Denise fredonne en rangeant les verres sur les étagères qu’elle vient de nettoyer. Le café du « Sabre et de l’Amitiés réunis » se prélasse dans une chaleur estivale et la moitié des copains sont dans la cour autour d’une table le regard vague et la chemise ouverte. Je rentre des courses et en passant je m’arrête pour raconter la dernière à Denise. Elle me voit arriver et prépare deux cafés avant même que j’ai dit bonjour. On s’installe à une petite table sur la rue pour être tranquilles. Certains passants nous saluent, d’autre nous sourient. Nous restons là en silence à savourer la vie. Un très beau mec passe et sans aucune vergogne nous le suivons du regard. « Où sont mes vingt ans ? » soupire Denise. « Éparpillés dans de multiples jean’s qui n’étaient pas obligatoirement les tiens ! » « Tu te crois maligne ? C’est vrai que toi t’étais une sainte ! » On se regarde dans les yeux et nous éclatons de rire. Je savoure cette soirée, foot à la télé, clameurs de joie, copine pour partager ce moment de plaisir. Y’a des jours où j’aime la vie.

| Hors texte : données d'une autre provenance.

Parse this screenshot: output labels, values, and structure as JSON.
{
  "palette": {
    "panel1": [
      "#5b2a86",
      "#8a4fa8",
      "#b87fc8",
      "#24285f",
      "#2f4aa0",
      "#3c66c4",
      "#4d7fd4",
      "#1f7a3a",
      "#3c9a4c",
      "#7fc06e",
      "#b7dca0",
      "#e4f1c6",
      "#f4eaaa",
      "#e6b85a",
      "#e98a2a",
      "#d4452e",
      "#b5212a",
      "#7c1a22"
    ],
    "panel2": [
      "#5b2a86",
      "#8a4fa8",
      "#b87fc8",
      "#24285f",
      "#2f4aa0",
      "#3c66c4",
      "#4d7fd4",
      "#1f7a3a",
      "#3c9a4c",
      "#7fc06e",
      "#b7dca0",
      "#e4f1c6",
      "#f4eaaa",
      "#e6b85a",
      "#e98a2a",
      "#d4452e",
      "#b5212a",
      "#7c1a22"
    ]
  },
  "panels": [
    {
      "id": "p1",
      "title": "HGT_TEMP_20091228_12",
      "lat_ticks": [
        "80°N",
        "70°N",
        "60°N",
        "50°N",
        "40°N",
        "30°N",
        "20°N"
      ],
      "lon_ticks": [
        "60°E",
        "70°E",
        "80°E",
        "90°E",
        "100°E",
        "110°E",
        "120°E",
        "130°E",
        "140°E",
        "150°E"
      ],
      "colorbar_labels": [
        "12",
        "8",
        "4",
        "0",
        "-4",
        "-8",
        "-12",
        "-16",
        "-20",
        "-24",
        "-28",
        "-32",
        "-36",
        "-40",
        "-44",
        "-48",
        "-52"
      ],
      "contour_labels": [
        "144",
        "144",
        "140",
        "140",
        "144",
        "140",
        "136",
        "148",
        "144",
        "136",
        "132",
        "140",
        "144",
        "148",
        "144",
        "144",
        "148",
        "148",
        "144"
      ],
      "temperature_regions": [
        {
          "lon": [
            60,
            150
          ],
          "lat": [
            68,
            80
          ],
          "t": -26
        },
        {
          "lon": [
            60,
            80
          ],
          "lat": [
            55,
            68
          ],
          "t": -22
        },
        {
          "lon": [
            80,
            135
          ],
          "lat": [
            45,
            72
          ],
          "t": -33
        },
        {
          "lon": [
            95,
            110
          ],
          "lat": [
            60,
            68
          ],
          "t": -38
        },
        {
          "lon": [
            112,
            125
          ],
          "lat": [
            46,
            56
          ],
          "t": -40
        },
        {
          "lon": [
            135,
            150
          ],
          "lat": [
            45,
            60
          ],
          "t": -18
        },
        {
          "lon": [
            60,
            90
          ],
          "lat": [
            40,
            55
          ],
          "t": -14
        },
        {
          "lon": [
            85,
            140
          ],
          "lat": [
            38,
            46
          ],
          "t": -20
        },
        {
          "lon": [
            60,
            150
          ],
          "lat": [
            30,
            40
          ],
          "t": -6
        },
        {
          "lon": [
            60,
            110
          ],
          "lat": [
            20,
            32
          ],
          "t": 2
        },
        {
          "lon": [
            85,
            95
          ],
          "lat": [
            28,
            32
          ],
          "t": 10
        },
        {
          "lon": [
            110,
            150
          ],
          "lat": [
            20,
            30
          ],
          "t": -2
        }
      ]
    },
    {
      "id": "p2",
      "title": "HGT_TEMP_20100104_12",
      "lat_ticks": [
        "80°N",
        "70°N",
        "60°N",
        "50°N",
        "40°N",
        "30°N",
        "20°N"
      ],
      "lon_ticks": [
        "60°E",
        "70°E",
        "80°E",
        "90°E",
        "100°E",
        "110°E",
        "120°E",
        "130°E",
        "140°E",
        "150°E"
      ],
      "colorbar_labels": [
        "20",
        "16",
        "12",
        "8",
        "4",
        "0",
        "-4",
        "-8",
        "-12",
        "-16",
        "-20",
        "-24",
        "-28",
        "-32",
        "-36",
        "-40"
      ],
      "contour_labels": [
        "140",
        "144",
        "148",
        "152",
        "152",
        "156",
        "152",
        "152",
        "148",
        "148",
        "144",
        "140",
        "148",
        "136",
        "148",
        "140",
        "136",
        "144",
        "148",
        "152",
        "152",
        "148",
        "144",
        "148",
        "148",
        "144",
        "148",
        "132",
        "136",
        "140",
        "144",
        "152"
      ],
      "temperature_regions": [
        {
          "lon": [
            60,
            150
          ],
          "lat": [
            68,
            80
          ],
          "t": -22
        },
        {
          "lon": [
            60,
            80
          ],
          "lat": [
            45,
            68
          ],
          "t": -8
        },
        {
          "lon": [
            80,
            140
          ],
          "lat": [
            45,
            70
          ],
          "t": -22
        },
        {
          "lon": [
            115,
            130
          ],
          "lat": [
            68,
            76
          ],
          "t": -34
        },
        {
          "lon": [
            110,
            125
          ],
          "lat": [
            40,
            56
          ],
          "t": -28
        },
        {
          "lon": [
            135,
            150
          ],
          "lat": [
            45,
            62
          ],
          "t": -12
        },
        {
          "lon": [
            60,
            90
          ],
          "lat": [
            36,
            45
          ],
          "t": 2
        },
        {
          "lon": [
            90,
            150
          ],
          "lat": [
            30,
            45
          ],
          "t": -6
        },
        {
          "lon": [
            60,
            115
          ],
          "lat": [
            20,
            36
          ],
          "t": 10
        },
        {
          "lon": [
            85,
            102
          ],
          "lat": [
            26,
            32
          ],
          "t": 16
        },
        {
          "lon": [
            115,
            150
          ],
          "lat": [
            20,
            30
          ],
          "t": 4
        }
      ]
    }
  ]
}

« Tu fermes toujours lundi ? » « Oui ! Cette année on part en juillet pacequ’en aout il aura ta campagne et c’est normal que ton QG soit ouvert. » Moi hallucinée « Pardon ? Mon QG ? Tu la tires d’où celle-là ? » Denise me regarde tranquille devant l’évidence « Ben, tu te présentes au Conseil Administratif et t’auras besoin d’un endroit pour rencontrer les gens, les journalistes et tout ça, non ? » « Mais j’ai le Parti pour… » « Mais c’est quand même moins conviviale ici, non  ? » Je vois dans son regard qu’elle croit qu’on va faire une campagne à l’Américaine, la foule, les ballons, les stars de la musique et tout le tremblement. Je ne veux pas mettre fin à son rêve et lui dire qu’elle va faire des cafés à la chaîne pendant que les téléphones sonnent, que les militants s‘engueulent sur le texte des tracts pendant qu’en haut on enfilera réunion sur réunion avec de faux alliés et de vrais ennemis. Il fait trop beau, trop doux pour commencer une discussion qui de toute façon ne mènera à rien.

« Tu vas où, pour tes vacances ? » « Chez mon père en Valais, son serveur prend des vacances alors je vais le remplacer. » Elle va faire la somuche dans un rade en Valais pour qu’un mec qu’elle a jamais vu puisse prendre des vacances. Ce n’est plus dévouement c’est de l’héroïsme. « Et il te paie ton père ? » Choquée elle sursaute et avale son café de travers « T’es à la masse, c’est mon père ! C’est normal que je donne un coup de main. Je vais pas me faire payer pour ça ! » « Et Robert, il va aider aussi ? » « Ben, nan, il lui faut bien des vacances et comme il adore la montagne on en profite quoi ! » En la regardent une immense vague de tendresse m’envahit. Pas une once de calcul ou de malhonnêteté, directe, respectueuse, amicale c’est une femme courageuse, magnifique et suis très flattée d’être son amie. « Tu rentres quand ? » elle ne me répond pas, le regard vague elle est déjà dans sa montagne natale.